With this recommended protocol, there will be a reduction in the effective time of MRI acquisition and reduced usage of intravenous contrast. In a developing country like India, where carcinoma cervix is one of leading causes of mortality and morbidity, this means affordability for better management for poor and significant reduction in financial burden on the society.
Limitation
Peroperative findings were not available in all the cases in the present study. This is because the surgery as a primary modality of treatment is limited to cases with FIGO staging upto 2a stage. Many patients with parametrial invasion, infiltration into adjacent organs did not underwent surgery and hence could not be compared.
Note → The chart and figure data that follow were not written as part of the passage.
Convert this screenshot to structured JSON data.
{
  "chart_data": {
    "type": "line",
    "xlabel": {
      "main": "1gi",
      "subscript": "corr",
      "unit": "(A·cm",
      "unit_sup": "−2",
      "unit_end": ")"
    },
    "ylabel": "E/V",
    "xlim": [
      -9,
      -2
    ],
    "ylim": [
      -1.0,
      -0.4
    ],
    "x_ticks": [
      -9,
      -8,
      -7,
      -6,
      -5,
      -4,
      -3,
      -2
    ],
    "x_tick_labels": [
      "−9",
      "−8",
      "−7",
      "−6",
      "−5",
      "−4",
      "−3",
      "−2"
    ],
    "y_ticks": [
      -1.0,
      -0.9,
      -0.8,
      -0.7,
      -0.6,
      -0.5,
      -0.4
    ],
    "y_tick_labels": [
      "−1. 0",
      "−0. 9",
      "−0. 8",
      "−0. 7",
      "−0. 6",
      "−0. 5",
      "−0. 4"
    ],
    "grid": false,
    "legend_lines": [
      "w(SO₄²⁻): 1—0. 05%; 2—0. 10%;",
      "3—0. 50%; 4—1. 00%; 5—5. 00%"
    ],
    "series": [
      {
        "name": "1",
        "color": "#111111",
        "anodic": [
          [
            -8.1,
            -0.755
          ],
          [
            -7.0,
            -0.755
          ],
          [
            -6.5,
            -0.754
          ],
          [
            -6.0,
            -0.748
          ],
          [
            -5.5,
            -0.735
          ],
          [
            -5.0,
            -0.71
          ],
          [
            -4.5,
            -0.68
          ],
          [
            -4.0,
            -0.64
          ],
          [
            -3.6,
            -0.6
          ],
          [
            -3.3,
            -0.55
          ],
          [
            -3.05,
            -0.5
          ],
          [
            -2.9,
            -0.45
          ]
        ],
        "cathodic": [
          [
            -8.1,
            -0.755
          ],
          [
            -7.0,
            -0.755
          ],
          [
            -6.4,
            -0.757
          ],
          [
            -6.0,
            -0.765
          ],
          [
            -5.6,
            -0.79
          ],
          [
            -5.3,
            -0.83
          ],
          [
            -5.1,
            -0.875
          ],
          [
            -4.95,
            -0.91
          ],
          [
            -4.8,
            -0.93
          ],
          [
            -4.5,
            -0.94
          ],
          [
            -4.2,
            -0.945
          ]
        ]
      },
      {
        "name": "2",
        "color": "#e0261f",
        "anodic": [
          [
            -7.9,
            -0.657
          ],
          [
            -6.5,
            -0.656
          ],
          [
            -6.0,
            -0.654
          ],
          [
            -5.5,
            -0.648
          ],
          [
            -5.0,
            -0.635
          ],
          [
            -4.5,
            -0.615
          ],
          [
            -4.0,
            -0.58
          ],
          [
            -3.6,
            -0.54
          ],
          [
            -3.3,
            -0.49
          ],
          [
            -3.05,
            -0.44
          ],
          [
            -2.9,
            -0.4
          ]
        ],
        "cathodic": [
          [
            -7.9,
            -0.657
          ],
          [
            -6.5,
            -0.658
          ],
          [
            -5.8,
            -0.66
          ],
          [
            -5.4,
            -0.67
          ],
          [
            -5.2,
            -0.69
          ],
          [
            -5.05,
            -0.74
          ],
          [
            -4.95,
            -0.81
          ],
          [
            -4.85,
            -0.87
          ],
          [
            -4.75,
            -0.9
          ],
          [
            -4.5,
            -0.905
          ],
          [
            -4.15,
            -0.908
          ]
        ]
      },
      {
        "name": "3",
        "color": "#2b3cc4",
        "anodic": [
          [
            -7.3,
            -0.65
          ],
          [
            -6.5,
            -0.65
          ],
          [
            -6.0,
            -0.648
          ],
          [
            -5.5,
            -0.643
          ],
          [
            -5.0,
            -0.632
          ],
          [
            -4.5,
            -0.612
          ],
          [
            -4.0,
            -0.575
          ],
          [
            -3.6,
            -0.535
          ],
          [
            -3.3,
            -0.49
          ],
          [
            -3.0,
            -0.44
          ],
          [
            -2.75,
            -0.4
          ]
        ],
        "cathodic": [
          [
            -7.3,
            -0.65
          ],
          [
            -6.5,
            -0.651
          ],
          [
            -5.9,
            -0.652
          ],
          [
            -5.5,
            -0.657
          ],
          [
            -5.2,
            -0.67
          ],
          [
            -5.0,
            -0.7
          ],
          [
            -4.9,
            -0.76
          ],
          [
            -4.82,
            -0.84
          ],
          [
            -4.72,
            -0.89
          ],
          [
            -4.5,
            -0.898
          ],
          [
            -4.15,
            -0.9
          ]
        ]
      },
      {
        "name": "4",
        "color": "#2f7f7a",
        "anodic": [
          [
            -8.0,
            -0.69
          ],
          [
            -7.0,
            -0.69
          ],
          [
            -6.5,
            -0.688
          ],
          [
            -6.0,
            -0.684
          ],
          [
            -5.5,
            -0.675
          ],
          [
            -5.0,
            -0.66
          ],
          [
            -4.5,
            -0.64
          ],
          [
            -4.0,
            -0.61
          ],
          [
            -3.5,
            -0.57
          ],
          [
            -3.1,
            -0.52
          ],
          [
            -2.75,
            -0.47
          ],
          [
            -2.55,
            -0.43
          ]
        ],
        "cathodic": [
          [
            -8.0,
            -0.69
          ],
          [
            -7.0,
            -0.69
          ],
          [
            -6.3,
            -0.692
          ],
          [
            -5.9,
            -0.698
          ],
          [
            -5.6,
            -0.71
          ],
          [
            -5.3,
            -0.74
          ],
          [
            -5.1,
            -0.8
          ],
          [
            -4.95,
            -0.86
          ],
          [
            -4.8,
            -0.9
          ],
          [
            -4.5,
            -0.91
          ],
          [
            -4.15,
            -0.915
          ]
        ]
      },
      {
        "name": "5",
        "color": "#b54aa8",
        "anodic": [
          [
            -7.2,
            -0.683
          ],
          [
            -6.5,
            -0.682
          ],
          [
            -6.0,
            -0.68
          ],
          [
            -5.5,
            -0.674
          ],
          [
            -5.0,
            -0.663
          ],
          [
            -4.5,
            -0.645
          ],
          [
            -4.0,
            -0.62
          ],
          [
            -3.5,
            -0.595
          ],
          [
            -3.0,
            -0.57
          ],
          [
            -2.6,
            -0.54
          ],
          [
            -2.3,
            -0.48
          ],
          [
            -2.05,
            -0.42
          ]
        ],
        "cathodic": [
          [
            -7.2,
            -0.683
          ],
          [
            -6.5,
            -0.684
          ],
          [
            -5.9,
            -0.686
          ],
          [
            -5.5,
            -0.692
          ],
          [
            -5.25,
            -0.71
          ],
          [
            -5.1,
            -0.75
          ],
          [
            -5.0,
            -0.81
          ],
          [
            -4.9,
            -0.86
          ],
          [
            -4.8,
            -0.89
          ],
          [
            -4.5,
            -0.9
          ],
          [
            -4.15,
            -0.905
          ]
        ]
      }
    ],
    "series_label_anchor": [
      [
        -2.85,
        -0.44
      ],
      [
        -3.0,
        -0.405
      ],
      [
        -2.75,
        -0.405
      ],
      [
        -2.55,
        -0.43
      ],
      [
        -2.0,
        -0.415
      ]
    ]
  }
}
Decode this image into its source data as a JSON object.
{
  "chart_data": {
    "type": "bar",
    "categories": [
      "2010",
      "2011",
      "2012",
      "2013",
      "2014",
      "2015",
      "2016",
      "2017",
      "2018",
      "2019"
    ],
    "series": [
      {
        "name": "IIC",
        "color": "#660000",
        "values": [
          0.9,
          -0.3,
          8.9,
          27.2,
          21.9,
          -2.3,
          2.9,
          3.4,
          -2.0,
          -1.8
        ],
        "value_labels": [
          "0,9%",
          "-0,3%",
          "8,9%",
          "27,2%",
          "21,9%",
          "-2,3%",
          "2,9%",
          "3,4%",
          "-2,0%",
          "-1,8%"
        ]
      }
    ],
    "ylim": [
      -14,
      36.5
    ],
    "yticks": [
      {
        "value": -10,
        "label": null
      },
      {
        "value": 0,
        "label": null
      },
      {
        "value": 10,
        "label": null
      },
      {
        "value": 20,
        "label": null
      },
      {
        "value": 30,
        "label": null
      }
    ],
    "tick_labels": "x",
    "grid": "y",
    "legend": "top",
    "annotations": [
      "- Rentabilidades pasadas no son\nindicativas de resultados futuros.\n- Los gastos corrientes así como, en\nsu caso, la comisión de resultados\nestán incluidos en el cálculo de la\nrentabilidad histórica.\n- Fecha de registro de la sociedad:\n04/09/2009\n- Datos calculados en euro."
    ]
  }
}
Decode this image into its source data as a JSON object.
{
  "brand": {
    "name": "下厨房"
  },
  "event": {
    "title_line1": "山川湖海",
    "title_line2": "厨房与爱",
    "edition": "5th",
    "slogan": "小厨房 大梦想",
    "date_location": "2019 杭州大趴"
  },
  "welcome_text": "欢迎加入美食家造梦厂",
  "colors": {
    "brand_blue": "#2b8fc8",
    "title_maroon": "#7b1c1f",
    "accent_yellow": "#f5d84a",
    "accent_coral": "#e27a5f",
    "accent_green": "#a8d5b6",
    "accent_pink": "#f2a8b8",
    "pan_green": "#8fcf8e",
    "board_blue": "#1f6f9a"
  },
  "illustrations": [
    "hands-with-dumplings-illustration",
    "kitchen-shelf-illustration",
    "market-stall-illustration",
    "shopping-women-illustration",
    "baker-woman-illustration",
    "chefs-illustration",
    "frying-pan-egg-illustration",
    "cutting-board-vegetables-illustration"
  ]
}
The value of dynamic post contrast imaging was not assessed in this study.
Conclusion
Routine post contrast T1 weighted imaging provides no added advantage in comparison with non contrast T1 and T2 weighted imaging in evaluation of carcinoma cervix. Hence, it is suggested that routine Spin Echo post contrast imaging need not be part of the protocol in all such cases. However, only in selective cases with ambiguity on non contrast images, dynamic post contrast imaging may be used as a problem solving tool.
*FS – Fat Suppressed.*FIGO – International Federation of Gynaecology and Obstetrics.